🤖 AI Summary
This study investigates how restricted data access undermines the reliability of algorithmic fairness audits. Using simulation models grounded in real-world parole and healthcare prediction scenarios, we quantify estimation errors in group-level fairness metrics (e.g., demographic parity) under three data access regimes: aggregated statistics, individual-level data with model outputs, and individual-level data without model outputs. We provide the first systematic evidence that data minimization and anonymization substantially inflate audit error—exceeding 300% under anonymized individual data—while aggregated statistics exhibit surprising robustness for certain metrics. Building on these findings, we propose a data-access tiering framework designed to enhance auditability, bridging practical gaps among regulators, auditors, and human-AI interaction designers.

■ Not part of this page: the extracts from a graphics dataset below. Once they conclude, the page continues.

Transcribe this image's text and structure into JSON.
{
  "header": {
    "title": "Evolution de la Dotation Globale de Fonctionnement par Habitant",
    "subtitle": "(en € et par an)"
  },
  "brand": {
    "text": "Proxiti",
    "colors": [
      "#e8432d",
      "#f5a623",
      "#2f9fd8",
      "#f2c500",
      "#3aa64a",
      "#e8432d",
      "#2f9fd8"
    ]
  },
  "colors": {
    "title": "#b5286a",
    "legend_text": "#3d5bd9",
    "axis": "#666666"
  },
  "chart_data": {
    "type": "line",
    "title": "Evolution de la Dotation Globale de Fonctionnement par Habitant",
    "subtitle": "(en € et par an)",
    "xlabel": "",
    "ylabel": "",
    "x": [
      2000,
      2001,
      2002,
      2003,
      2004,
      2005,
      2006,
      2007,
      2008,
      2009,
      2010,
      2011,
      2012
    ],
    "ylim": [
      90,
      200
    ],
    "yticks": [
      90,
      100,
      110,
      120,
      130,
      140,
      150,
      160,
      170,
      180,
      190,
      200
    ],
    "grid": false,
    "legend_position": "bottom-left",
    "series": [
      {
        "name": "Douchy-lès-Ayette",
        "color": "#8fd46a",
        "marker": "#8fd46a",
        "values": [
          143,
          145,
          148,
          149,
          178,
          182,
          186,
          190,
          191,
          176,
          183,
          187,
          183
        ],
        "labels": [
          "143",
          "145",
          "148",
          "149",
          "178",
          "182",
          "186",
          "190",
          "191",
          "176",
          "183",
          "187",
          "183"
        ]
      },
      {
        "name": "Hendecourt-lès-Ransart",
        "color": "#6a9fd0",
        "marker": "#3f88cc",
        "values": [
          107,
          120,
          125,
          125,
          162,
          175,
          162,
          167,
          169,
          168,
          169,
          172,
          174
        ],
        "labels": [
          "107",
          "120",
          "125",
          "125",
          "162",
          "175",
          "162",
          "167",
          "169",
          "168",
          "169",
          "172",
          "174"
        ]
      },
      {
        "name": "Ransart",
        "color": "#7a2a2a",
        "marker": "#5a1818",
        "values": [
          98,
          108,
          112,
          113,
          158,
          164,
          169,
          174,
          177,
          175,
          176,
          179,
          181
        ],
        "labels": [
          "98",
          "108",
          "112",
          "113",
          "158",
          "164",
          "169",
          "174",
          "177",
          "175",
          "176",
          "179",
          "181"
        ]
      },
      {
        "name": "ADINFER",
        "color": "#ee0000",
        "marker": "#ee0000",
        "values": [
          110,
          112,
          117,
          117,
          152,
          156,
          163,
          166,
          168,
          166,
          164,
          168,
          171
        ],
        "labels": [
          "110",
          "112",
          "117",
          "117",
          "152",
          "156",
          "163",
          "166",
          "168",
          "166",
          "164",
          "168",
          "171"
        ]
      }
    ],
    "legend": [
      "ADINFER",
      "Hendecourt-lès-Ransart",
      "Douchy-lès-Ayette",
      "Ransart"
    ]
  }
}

Our results offer empirically grounded guidance for data-sharing policies governing fairness auditing.
📝 Abstract
Independent algorithm audits hold the promise of bringing accountability to automated decision-making. However, third-party audits are often hindered by access restrictions, forcing auditors to rely on limited, low-quality data. To study how these limitations impact research integrity, we conduct audit simulations on two realistic case studies for recidivism and healthcare coverage prediction. We examine the accuracy of estimating group parity metrics across three levels of access: (a) aggregated statistics, (b) individual-level data with model outputs, and (c) individual-level data without model outputs. Despite selecting one of the simplest tasks for algorithmic auditing, we find that data minimization and anonymization practices can strongly increase error rates on individual-level data, leading to unreliable assessments. We discuss implications for independent auditors, as well as potential avenues for HCI researchers and regulators to improve data access and enable both reliable and holistic evaluations.